文章/答案/技术大牛

发布

问Haskell堆栈溢出
EN

Stack Overflow用户

提问于 2011-05-11 05:15:23

回答 3查看 391关注 0票数 7

我正在编写一个遗传算法来生成字符串"helloworld“。但当n为10,000或更大时，演进函数会产生堆栈溢出。

module Genetics where

import Data.List (sortBy)
import Random (randomRIO)
import Control.Monad (foldM)

class Gene g where
    -- How ideal is the gene from 0.0 to 1.0?
    fitness :: g -> Float

    -- How does a gene mutate?
    mutate :: g -> IO g

    -- How many species will be explored?
    species :: [g] -> Int

orderFitness :: (Gene g) => [g] -> [g]
orderFitness = reverse . sortBy (\a b -> compare (fitness a) (fitness b))
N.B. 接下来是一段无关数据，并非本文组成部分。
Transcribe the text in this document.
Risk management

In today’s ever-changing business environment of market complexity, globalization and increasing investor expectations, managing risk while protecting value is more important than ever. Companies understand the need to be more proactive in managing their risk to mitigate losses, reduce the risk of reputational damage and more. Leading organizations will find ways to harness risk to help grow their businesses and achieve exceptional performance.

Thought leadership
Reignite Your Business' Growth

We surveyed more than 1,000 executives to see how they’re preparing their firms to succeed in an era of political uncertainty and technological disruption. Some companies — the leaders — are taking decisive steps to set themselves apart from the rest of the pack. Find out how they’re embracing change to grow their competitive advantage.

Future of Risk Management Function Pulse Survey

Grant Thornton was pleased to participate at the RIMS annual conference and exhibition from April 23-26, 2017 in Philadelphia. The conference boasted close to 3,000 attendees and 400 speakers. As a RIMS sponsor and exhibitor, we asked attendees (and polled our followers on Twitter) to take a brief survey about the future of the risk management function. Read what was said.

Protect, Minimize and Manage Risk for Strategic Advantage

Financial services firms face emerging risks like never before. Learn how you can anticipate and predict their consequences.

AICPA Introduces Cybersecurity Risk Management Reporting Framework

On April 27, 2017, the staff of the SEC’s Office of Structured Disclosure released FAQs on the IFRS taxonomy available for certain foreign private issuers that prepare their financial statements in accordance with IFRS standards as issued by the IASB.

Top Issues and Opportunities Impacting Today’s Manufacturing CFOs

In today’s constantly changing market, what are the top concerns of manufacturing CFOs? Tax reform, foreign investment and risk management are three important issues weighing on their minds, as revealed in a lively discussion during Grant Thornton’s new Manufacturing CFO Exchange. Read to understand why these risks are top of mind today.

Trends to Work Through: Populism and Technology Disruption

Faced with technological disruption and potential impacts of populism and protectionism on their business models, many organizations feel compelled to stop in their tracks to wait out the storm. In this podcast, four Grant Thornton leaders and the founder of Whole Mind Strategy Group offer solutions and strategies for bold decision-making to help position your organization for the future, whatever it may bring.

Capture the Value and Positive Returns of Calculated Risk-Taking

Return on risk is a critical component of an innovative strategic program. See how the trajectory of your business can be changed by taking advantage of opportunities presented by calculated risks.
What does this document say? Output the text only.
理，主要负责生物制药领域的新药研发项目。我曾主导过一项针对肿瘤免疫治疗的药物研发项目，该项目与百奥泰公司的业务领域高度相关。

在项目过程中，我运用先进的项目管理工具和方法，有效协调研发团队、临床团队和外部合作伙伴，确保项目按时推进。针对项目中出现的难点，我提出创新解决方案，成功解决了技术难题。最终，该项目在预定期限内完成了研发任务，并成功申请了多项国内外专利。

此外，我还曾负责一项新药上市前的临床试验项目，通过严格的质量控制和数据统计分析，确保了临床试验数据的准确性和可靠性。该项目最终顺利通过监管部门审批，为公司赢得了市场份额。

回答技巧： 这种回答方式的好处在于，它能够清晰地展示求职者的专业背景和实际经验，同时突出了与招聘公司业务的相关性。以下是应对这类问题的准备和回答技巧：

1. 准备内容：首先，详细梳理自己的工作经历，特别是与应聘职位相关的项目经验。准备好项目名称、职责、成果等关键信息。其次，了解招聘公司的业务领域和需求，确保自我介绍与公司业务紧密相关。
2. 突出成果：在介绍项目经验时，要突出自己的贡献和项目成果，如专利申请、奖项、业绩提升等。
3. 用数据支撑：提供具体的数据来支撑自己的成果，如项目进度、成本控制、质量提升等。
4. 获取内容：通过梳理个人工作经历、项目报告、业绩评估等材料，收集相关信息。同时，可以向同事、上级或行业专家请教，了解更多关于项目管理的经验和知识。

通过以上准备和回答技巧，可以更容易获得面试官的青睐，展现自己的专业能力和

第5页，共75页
compete :: (Gene g) => [g] -> IO [g]
compete pool = do
    let s = species pool
    variants <- (mapM (mapM mutate) . map (replicate s)) pool
    let pool' = (map head . map orderFitness) variants
    return pool'

evolve :: (Gene g) => Int -> [g] -> IO [g]
evolve 0 pool = return pool
evolve n pool = do
    pool' <- compete pool
    evolve (n - 1) pool'

有了species pool = 8，8个基因库可以复制到8个组中。每一组都发生变异，每组中最适合的被选择进行进一步的进化(返回到8个基因)。

GitHub

memory

haskell

random

stack-overflow

genetic-algorithm

回答 3

Stack Overflow用户

回答已采纳

发布于 2011-05-11 07:36:58

多亏了唐的deepseq建议，我能够将问题缩小到mapM mutate，它造成了太多的thunks。新版本有mutate'，它使用seq来防止thunking。

module Genetics where

import Data.List (maximumBy)
import Random (randomRIO)

class Gene g where
    -- How ideal is the gene from 0.0 to 1.0?
    fitness :: g -> Float

    -- How does a gene mutate?
    mutate :: g -> IO g

    -- How many species will be explored in each round?
    species :: [g] -> Int

best :: (Gene g) => [g] -> g
best = maximumBy (\a b -> compare (fitness a) (fitness b))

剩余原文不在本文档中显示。